MEMS Read/Write Storage Device (IBM Millipede –
prototype)
[Photo courtesy of IBM]
Nanotechnology
The term Nanotechnology is so new, that how it is defined, depends on who you ask. Below are
some definitions of Nanotechnology:
"Nanotechnology is the understanding and control of matter at dimensions of roughly 1 to 100
nanometers, where unique phenomena enable novel applications. Encompassing nanoscale
science, engineering and technology, nanotechnology involves imaging, measuring, modeling, and
manipulating matter at this length scale." National Nanotechnology Initiative (NNI)

"Research and technology development at the atomic, molecular or macromolecular levels, in
the length scale of approximately 1-100nm range.
 Creation and use of structures, devices and systems that have novel properties and functions
because of their small and/or intermediate size.
 An ability to control or manipulate on the atomic scale."
MANCEF Roadmap 2nd Edition, p.161 (based on NNI)

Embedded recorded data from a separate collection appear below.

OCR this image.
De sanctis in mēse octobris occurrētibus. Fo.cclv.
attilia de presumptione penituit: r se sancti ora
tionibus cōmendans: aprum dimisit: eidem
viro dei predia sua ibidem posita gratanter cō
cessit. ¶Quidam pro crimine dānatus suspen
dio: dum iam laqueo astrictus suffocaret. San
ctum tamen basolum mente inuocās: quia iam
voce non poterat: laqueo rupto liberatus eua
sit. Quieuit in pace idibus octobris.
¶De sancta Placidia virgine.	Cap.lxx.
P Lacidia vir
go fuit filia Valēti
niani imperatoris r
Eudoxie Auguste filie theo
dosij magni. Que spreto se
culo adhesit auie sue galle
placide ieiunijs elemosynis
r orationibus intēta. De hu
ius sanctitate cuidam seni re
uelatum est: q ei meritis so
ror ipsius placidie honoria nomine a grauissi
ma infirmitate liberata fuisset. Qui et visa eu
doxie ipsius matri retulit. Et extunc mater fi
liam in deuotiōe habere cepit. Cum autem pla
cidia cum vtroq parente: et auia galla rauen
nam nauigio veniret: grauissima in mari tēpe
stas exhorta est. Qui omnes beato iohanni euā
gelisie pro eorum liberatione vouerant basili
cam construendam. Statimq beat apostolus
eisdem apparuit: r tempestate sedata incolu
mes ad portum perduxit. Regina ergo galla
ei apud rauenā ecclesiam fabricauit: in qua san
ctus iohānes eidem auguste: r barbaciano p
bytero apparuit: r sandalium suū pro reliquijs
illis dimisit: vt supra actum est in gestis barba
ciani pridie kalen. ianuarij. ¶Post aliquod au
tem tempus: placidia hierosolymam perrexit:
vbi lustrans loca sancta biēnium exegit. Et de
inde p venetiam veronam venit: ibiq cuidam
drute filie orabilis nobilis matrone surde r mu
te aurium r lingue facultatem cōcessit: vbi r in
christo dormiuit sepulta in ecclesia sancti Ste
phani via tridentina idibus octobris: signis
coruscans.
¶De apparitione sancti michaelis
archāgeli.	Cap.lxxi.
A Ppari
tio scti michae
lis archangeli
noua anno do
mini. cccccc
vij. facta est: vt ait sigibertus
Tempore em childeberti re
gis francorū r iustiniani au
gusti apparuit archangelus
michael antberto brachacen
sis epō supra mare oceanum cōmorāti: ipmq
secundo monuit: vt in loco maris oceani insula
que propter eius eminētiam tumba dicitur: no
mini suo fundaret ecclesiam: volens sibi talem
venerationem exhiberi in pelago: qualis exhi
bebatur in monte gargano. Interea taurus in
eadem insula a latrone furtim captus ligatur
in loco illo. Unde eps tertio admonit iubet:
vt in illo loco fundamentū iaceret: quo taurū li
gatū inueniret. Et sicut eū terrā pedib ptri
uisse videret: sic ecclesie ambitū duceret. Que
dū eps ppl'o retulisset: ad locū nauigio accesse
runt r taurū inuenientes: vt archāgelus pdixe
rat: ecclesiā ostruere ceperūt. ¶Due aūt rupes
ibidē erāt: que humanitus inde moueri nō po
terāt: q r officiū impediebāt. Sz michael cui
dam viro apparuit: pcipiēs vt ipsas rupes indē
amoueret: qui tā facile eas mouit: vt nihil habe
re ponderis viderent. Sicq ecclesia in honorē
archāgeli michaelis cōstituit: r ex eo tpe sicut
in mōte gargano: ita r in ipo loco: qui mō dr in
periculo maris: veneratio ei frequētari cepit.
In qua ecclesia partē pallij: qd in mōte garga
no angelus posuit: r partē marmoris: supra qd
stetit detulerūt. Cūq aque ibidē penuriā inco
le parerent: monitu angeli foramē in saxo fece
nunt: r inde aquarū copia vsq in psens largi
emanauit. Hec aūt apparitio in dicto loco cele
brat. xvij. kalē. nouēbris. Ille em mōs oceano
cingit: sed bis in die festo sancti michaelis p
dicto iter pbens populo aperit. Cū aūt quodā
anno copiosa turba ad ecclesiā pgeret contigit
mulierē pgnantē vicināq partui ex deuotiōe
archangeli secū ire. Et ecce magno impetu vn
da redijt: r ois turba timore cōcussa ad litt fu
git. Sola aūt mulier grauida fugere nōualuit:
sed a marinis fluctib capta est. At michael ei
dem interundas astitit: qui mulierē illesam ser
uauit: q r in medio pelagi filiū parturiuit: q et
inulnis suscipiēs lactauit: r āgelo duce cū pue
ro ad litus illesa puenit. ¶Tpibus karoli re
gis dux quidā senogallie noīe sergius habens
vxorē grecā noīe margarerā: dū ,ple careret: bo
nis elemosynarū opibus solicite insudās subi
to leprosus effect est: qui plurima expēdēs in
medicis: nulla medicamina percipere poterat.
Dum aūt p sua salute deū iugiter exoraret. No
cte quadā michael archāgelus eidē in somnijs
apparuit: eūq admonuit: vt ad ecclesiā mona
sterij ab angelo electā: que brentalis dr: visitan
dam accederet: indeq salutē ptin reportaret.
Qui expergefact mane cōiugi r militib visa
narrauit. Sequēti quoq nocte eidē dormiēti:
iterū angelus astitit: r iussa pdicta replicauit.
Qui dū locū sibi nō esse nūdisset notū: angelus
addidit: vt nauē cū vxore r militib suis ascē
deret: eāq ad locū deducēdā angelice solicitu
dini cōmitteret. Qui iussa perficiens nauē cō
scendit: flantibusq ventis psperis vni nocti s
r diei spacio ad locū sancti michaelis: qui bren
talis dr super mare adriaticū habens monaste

"The name nanotechnology originates from [the] nanometer. In the processing of materials, the
smallest bit size of stock removal, accretion or flow of materials is probably of one atom or one
molecule namely 0.1-0.2nm in length. Therefore, the expected limit size of fineness would be of the
order of 1nm. Accordingly, nanotechnology mainly consists of the processing of separation,
consolidation and deformation of materials by one atom or one molecule."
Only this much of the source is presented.